If your child complains of heel pain, especially after sports, it shouldn’t be ignored. Your child may complain of pain on the bottom or back of the heel. Some children don’t complain but as a parent you may notice them walking on their toes, limping or having a difficult time running.
Adult heel pain differs from pediatric heel pain. Most adults get something called plantar fasciitis. This is pain on the bottom of the foot and occurs after long rest periods. The pain is intense but tends to lessen with use but recurs after rest.
Pediatric heel pain is the reverse. The more active the child, the more pain is encountered. In children, the bones are growing in 2 ways. First, they grow at what are called epiphysis, the bone grows in length. Second, they grow at the apophysis; the bone adds girth for strength. These are areas of bone that protrude out. For instance, below the knee and the outer hip have bony bumps. These are areas where tendons attach. In the back the heel, the Achilles tendon attaches and during growth the tendon is pulling while the bone is growing. With excessive activity the area of bone gets inflamed and is called apophysitis. Until the bone matures around age 14 the area is a weak spot.
There are other causes of pediatric heel pain and because of the challenge it is best to bring your child to a foot and ankle specialist for an evaluation. Besides Sever’s disease, one can develop Tendo- Achilles bursitis. This pain usually also has swelling behind the heel and could be a sign of juvenile rheumatoid arthritis. One can develop a stress fracture; which are hairline fractures within a bone due to too much intensity to an otherwise normal bone. And finally overuse syndromes which include tendonitis and mild sprains.

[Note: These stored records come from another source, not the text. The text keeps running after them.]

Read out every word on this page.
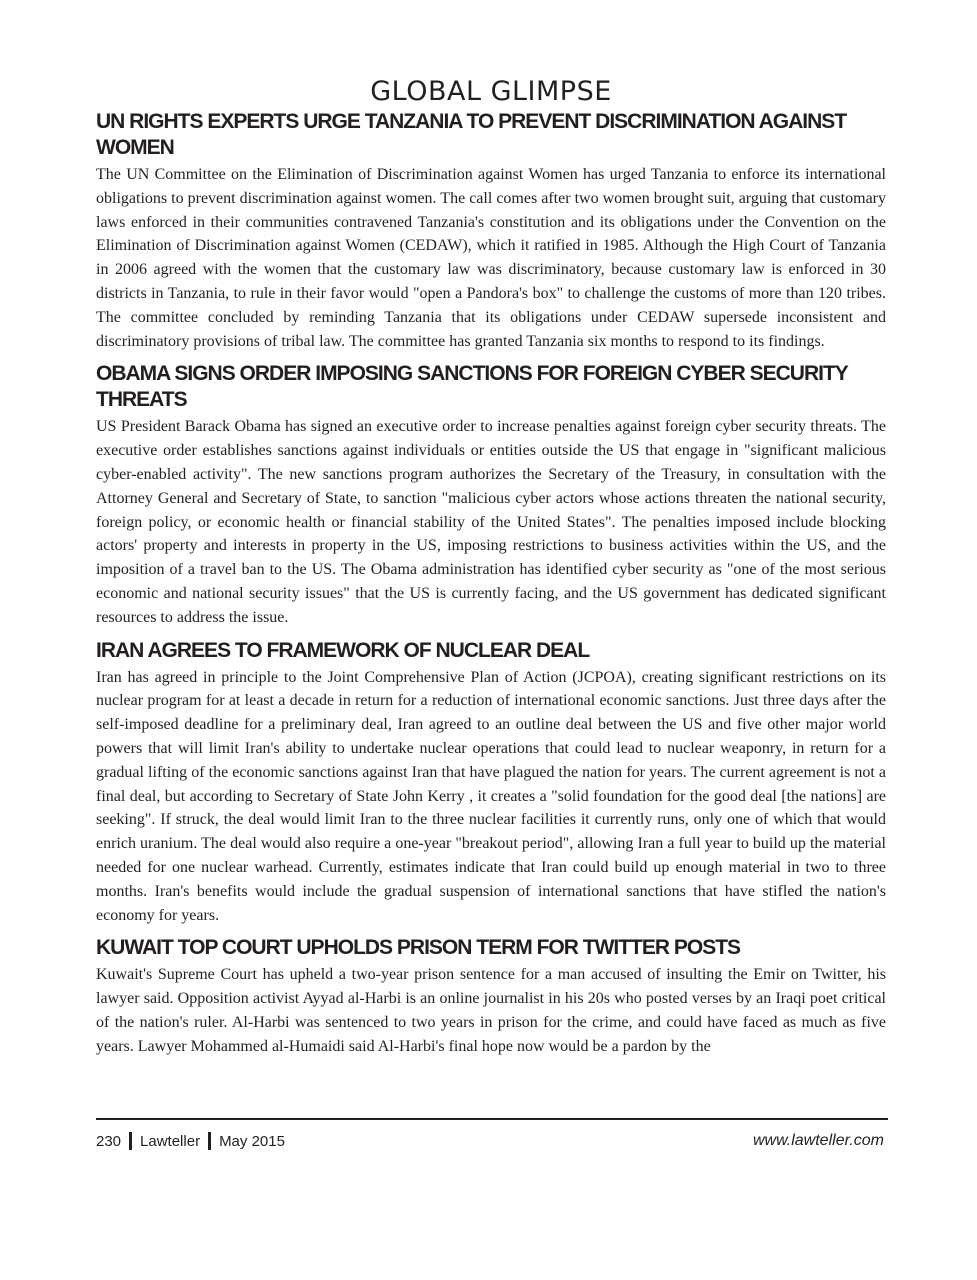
GLOBAL GLIMPSE
UN RIGHTS EXPERTS URGE TANZANIA TO PREVENT DISCRIMINATION AGAINST WOMEN

The UN Committee on the Elimination of Discrimination against Women has urged Tanzania to enforce its international obligations to prevent discrimination against women. The call comes after two women brought suit, arguing that customary laws enforced in their communities contravened Tanzania's constitution and its obligations under the Convention on the Elimination of Discrimination against Women (CEDAW), which it ratified in 1985. Although the High Court of Tanzania in 2006 agreed with the women that the customary law was discriminatory, because customary law is enforced in 30 districts in Tanzania, to rule in their favor would "open a Pandora's box" to challenge the customs of more than 120 tribes. The committee concluded by reminding Tanzania that its obligations under CEDAW supersede inconsistent and discriminatory provisions of tribal law. The committee has granted Tanzania six months to respond to its findings.

OBAMA SIGNS ORDER IMPOSING SANCTIONS FOR FOREIGN CYBER SECURITY THREATS

US President Barack Obama has signed an executive order to increase penalties against foreign cyber security threats. The executive order establishes sanctions against individuals or entities outside the US that engage in "significant malicious cyber-enabled activity". The new sanctions program authorizes the Secretary of the Treasury, in consultation with the Attorney General and Secretary of State, to sanction "malicious cyber actors whose actions threaten the national security, foreign policy, or economic health or financial stability of the United States". The penalties imposed include blocking actors' property and interests in property in the US, imposing restrictions to business activities within the US, and the imposition of a travel ban to the US. The Obama administration has identified cyber security as "one of the most serious economic and national security issues" that the US is currently facing, and the US government has dedicated significant resources to address the issue.

IRAN AGREES TO FRAMEWORK OF NUCLEAR DEAL

Iran has agreed in principle to the Joint Comprehensive Plan of Action (JCPOA), creating significant restrictions on its nuclear program for at least a decade in return for a reduction of international economic sanctions. Just three days after the self-imposed deadline for a preliminary deal, Iran agreed to an outline deal between the US and five other major world powers that will limit Iran's ability to undertake nuclear operations that could lead to nuclear weaponry, in return for a gradual lifting of the economic sanctions against Iran that have plagued the nation for years. The current agreement is not a final deal, but according to Secretary of State John Kerry , it creates a "solid foundation for the good deal [the nations] are seeking". If struck, the deal would limit Iran to the three nuclear facilities it currently runs, only one of which that would enrich uranium. The deal would also require a one-year "breakout period", allowing Iran a full year to build up the material needed for one nuclear warhead. Currently, estimates indicate that Iran could build up enough material in two to three months. Iran's benefits would include the gradual suspension of international sanctions that have stifled the nation's economy for years.

KUWAIT TOP COURT UPHOLDS PRISON TERM FOR TWITTER POSTS

Kuwait's Supreme Court has upheld a two-year prison sentence for a man accused of insulting the Emir on Twitter, his lawyer said. Opposition activist Ayyad al-Harbi is an online journalist in his 20s who posted verses by an Iraqi poet critical of the nation's ruler. Al-Harbi was sentenced to two years in prison for the crime, and could have faced as much as five years. Lawyer Mohammed al-Humaidi said Al-Harbi's final hope now would be a pardon by the

230 Lawteller May 2015	www.lawteller.com
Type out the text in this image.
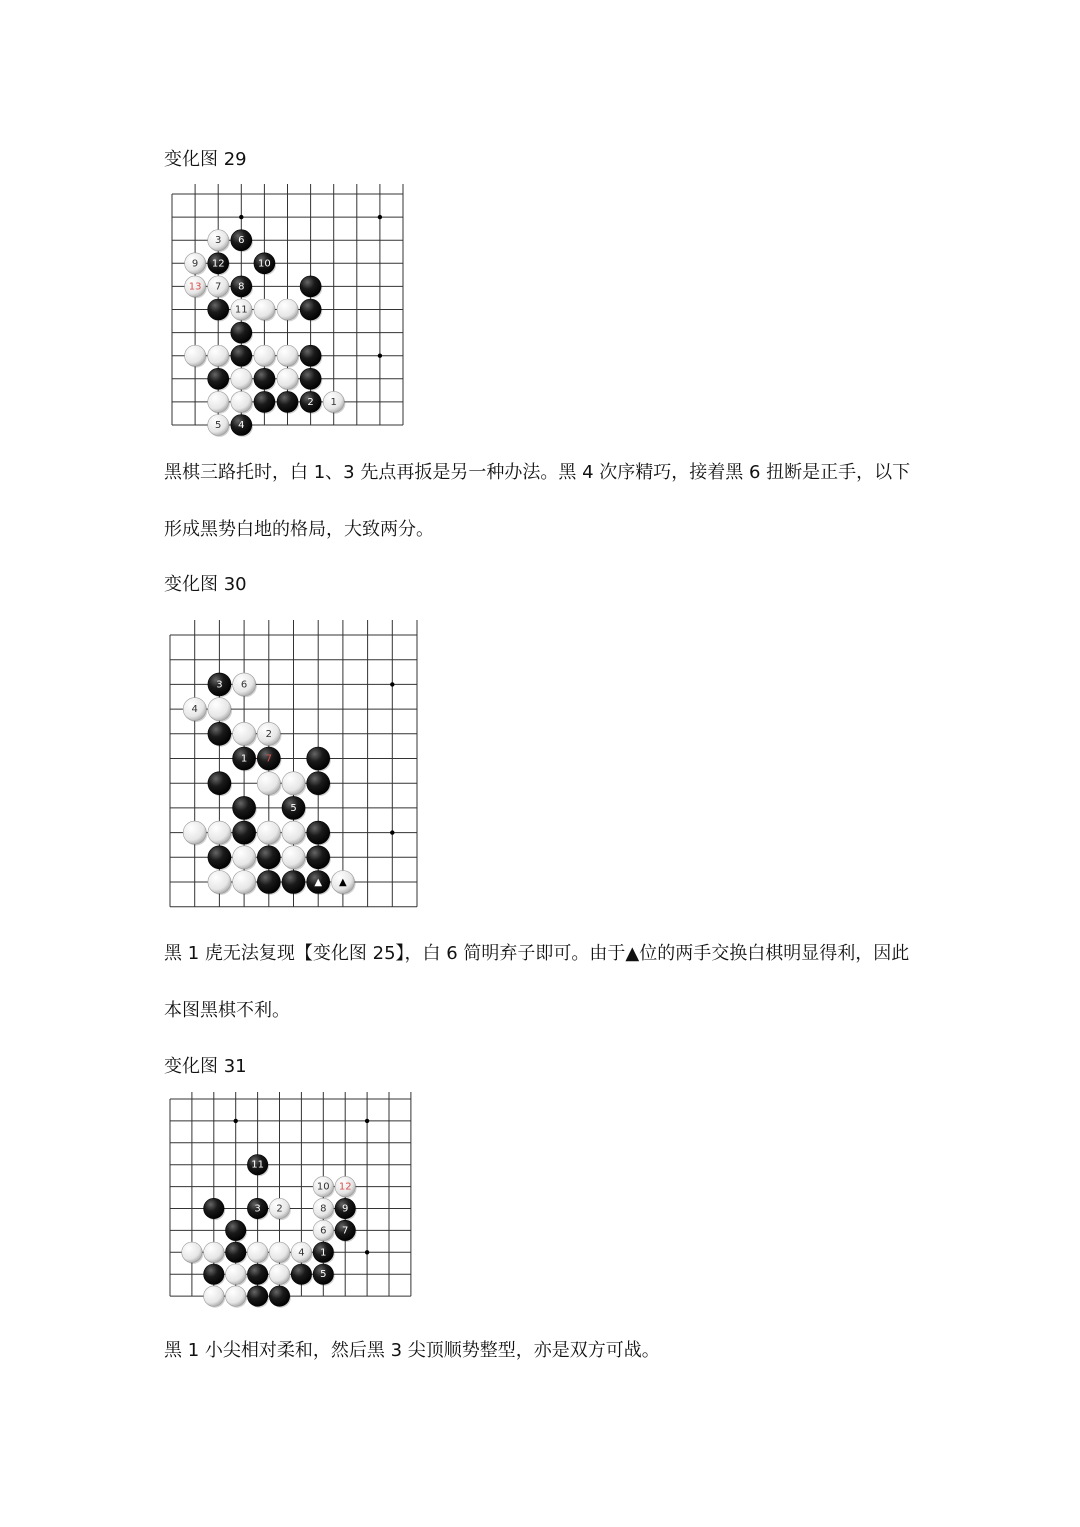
变化图 29
3 6
9 12	10
13 7 8
11
2 1
5 4
黑棋三路托时，白 1、3 先点再扳是另一种办法。黑 4 次序精巧，接着黑 6 扭断是正手，以下形成黑势白地的格局，大致两分。
变化图 30
3 6
4
2
1 7
5
▲ ▲
黑 1 虎无法复现【变化图 25】，白 6 简明弃子即可。由于▲位的两手交换白棋明显得利，因此本图黑棋不利。
变化图 31
11
10 12
3 2	8 9
6 7
4 1
5
黑 1 小尖相对柔和，然后黑 3 尖顶顺势整型，亦是双方可战。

In today’s rapid pace of trying to make every child a professional athlete professionals are seeing more and more children limping into the office. It is rare, unfortunately, that after explaining the condition to the parents, the parents want their child to rest and heal. Instead they want a quick fix so their child can get back out onto the field or court. Dr. Chieppa discussed Pediatric Sports Injuries in depth in this 2 part series.
To get a diagnosis, the doctor will get appropriate test including x-rays and possibly MRI or CAT scan. In most cases a good evaluation is the only test needed to make the correct diagnosis.
There are a few ways to prevent heel pain. These include avoiding obesity, choose well-constructed supportive shoes, limit or avoid cleats, if possible and most important avoid pushing your child into too many activities.
Treatment for heel pain include reducing activity, cushions in the shoe and for more intense pain ice the area and use anti-inflammatory medications. Some patients require physical therapy or casting with crutches. When a patient has other foot abnormalities like flat feet or high arch feet, we make custom orthotics for the sports shoes to help stabilize the foot and decrease excess motion.
If your child is complaining of foot pain and not playing a sport to his known potential then make a visit to your foot and ankle specialist.